The concept of what I have done and what many other companies have implemented is that learning hours are a way for us to learn something new. Another idea I had was if you could buddy up with a group or a similar person to you and attack a topic together, this would give more benefits as you are then getting different perspectives along the journey as well. Another idea is that whether you are learning on your own, part of a small group or with a team. You can take your learning and consolidate that to deliver that to a wider audience.
My idea was to book out an hour a day for “the learning hour” at the beginning of the year, I just setup a recurring calendar item that spanned the entire year for the same time each day. The rules are you can move the learning hour because if you are like me you cannot commit to 10-11am every day of the week for this task so you can move it around, but you have that hour to perform some sort of learning.
The Rules
Ok, so hopefully I have explained myself that this is as much for you as it is your employer, and if they cannot see that then maybe you need to find a new one! In this section I mention rules, obviously you don’t need to follow them, but this is what I have done, and they seem to work quite well.
We have our calendar sorted and we have an hour a day to attack our new learning adventure, but first we need to think about a few more things.
Choose what you want to learn?
For me this was an easy task as I was put into a position where I would be focusing on Kubernetes and DevOps in general, this gave me the overwhelming list of topics to learn, I am not going to get into the areas I have been working on but there is a new upcoming post and video series I am working on that shares this learning journey some more.
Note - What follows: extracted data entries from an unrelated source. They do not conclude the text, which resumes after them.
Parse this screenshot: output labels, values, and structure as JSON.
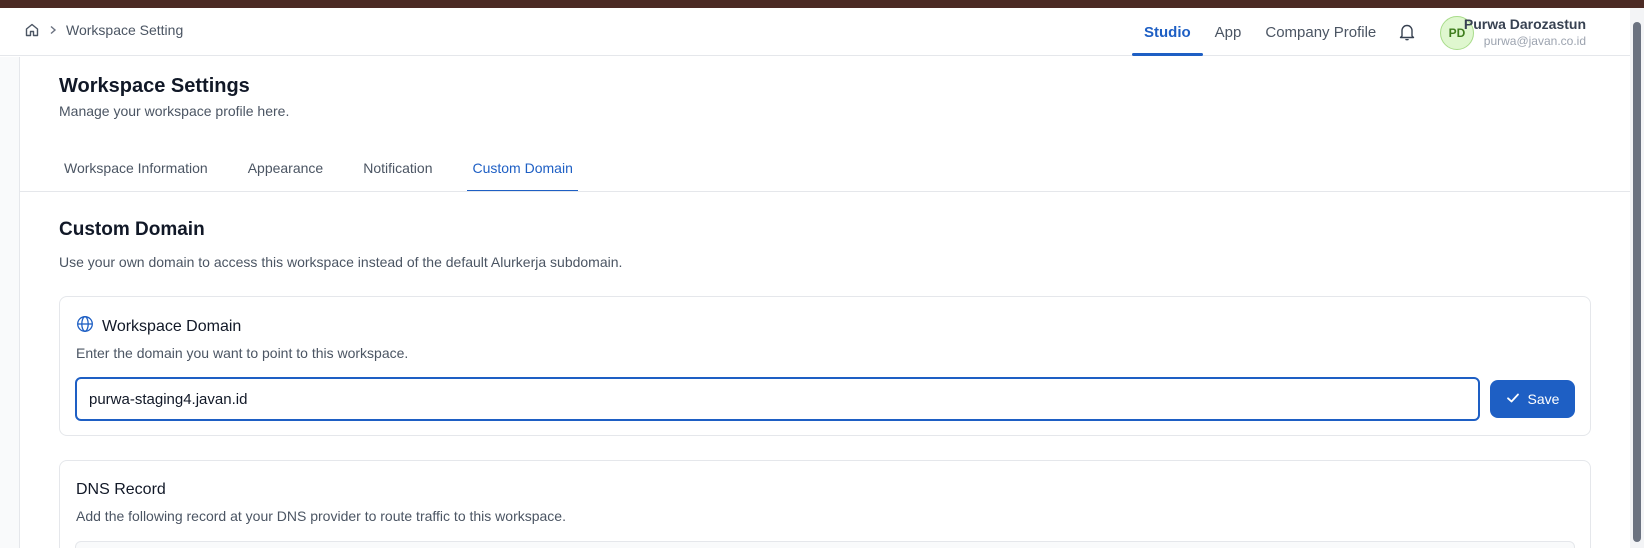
{
  "topbar": {
    "breadcrumb_current": "Workspace Setting",
    "nav": [
      "Studio",
      "App",
      "Company Profile"
    ],
    "active_nav": "Studio",
    "user": {
      "initials": "PD",
      "name": "Purwa Darozastun",
      "email": "purwa@javan.co.id"
    }
  },
  "page": {
    "title": "Workspace Settings",
    "subtitle": "Manage your workspace profile here.",
    "tabs": [
      "Workspace Information",
      "Appearance",
      "Notification",
      "Custom Domain"
    ],
    "active_tab": "Custom Domain"
  },
  "section": {
    "title": "Custom Domain",
    "description": "Use your own domain to access this workspace instead of the default Alurkerja subdomain."
  },
  "domain_card": {
    "title": "Workspace Domain",
    "description": "Enter the domain you want to point to this workspace.",
    "input_value": "purwa-staging4.javan.id",
    "save_label": "Save"
  },
  "dns_card": {
    "title": "DNS Record",
    "description": "Add the following record at your DNS provider to route traffic to this workspace."
  },
  "colors": {
    "accent": "#1e5fc4",
    "avatar_bg": "#dff7cf"
  },
  "icons": [
    "home-icon",
    "chevron-right-icon",
    "bell-icon",
    "globe-icon",
    "check-icon"
  ]
}
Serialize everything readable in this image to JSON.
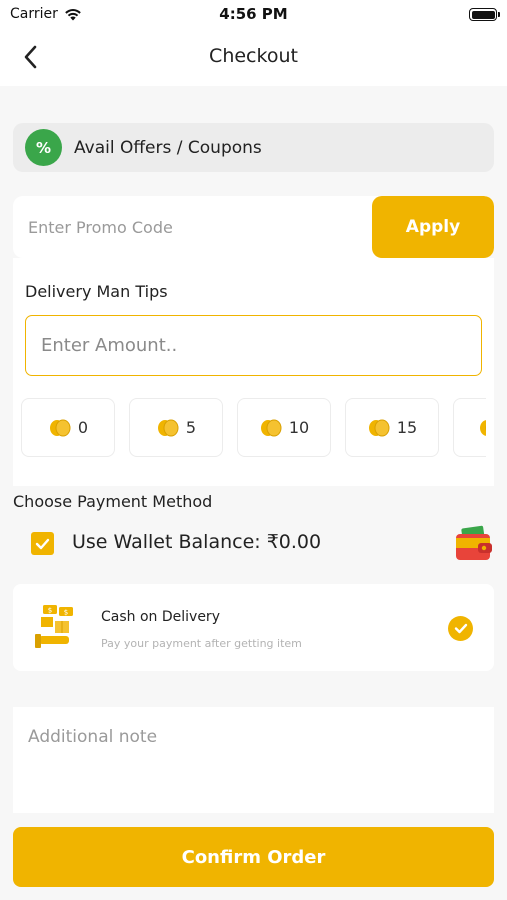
{
  "status_bar": {
    "carrier": "Carrier",
    "time": "4:56 PM"
  },
  "nav": {
    "title": "Checkout",
    "back_icon": "chevron-left-icon"
  },
  "offers": {
    "icon_text": "%",
    "label": "Avail Offers / Coupons",
    "icon_color": "#3aa64a"
  },
  "promo": {
    "placeholder": "Enter Promo Code",
    "apply_label": "Apply"
  },
  "tips": {
    "heading": "Delivery Man Tips",
    "amount_placeholder": "Enter Amount..",
    "options": [
      "0",
      "5",
      "10",
      "15"
    ]
  },
  "payment": {
    "heading": "Choose Payment Method",
    "wallet_label": "Use Wallet Balance: ₹0.00",
    "wallet_checked": true,
    "cod_title": "Cash on Delivery",
    "cod_subtitle": "Pay your payment after getting item",
    "cod_selected": true
  },
  "note": {
    "placeholder": "Additional note"
  },
  "confirm": {
    "label": "Confirm Order"
  },
  "colors": {
    "accent": "#f0b400",
    "background": "#f7f7f7",
    "offer_green": "#3aa64a"
  }
}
Think about the learning journey
Now depending on your topic you have to start thinking “well how deep do I need to know this topic” for me I cannot be an expert in everything but I do want to have at least a foundational knowledge of all of the areas associated to DevOps. But then you might be studying or wanting to study for a specific exam and that requires that focus to become a pro and you have the background foundational knowledge to get there. Anyone can pin an idea on the wall and say I want to learn DevOps but you have to really think about that, what level are you wanting to get to and also what are the topics that you want and need to learn to get there. I suggest that getting a foundational knowledge is going to be the first part of the journey, this way as well you can become more of a generalist than a specialist and because I said it on Twitter is must be true.
Decide the best way that you are going to learn the topic or topics
We have our plan coming together we have our topic and we have our level to aim for, now we need to determine the best platform or medium to use to get from A to B. Over the last 15 months of the pandemic I have become addicted to YouTube, lots of great tech content on there to learn from, different perspectives and concise content to get into, some people like and prefer reading. I have also been heavily working through training platform content on Pluralsight and Udemy. Then we also have hands on lab, all of these are just ideas on how to consume content to learn the topics you want to learn.
Think about sharing your learning
The final thing is thinking about sharing your learning journey, this could be a blog, GitHub repository following 100days of something, YouTube videos or all of them. This is how the community gets better and learns more. Those 20-minute YouTube videos I have been watching took a lot of effort to create but they were also great content for me to learn and I would love to give back to the community with my content. I always say that if my blog or YouTube videos help one person then it is worth doing, if we all have that attitude then we will have so much content and perspective out there to learn from. Not only that but a great way to cement your learning is by presenting and teaching others, there is nothing like a breakout session to get you better prepared on a topic!
I have been doing this for 6 months and every day I have either spent watching some YouTube content, reading blogs or hands on in a lab. Hopefully the biggest takeaway from this if you got this is far, invest in yourself with training and learning, your employer should absolutely back you in this venture as well for the win win scenario, let me know what you are learning or what the goals are and how you plan on getting there.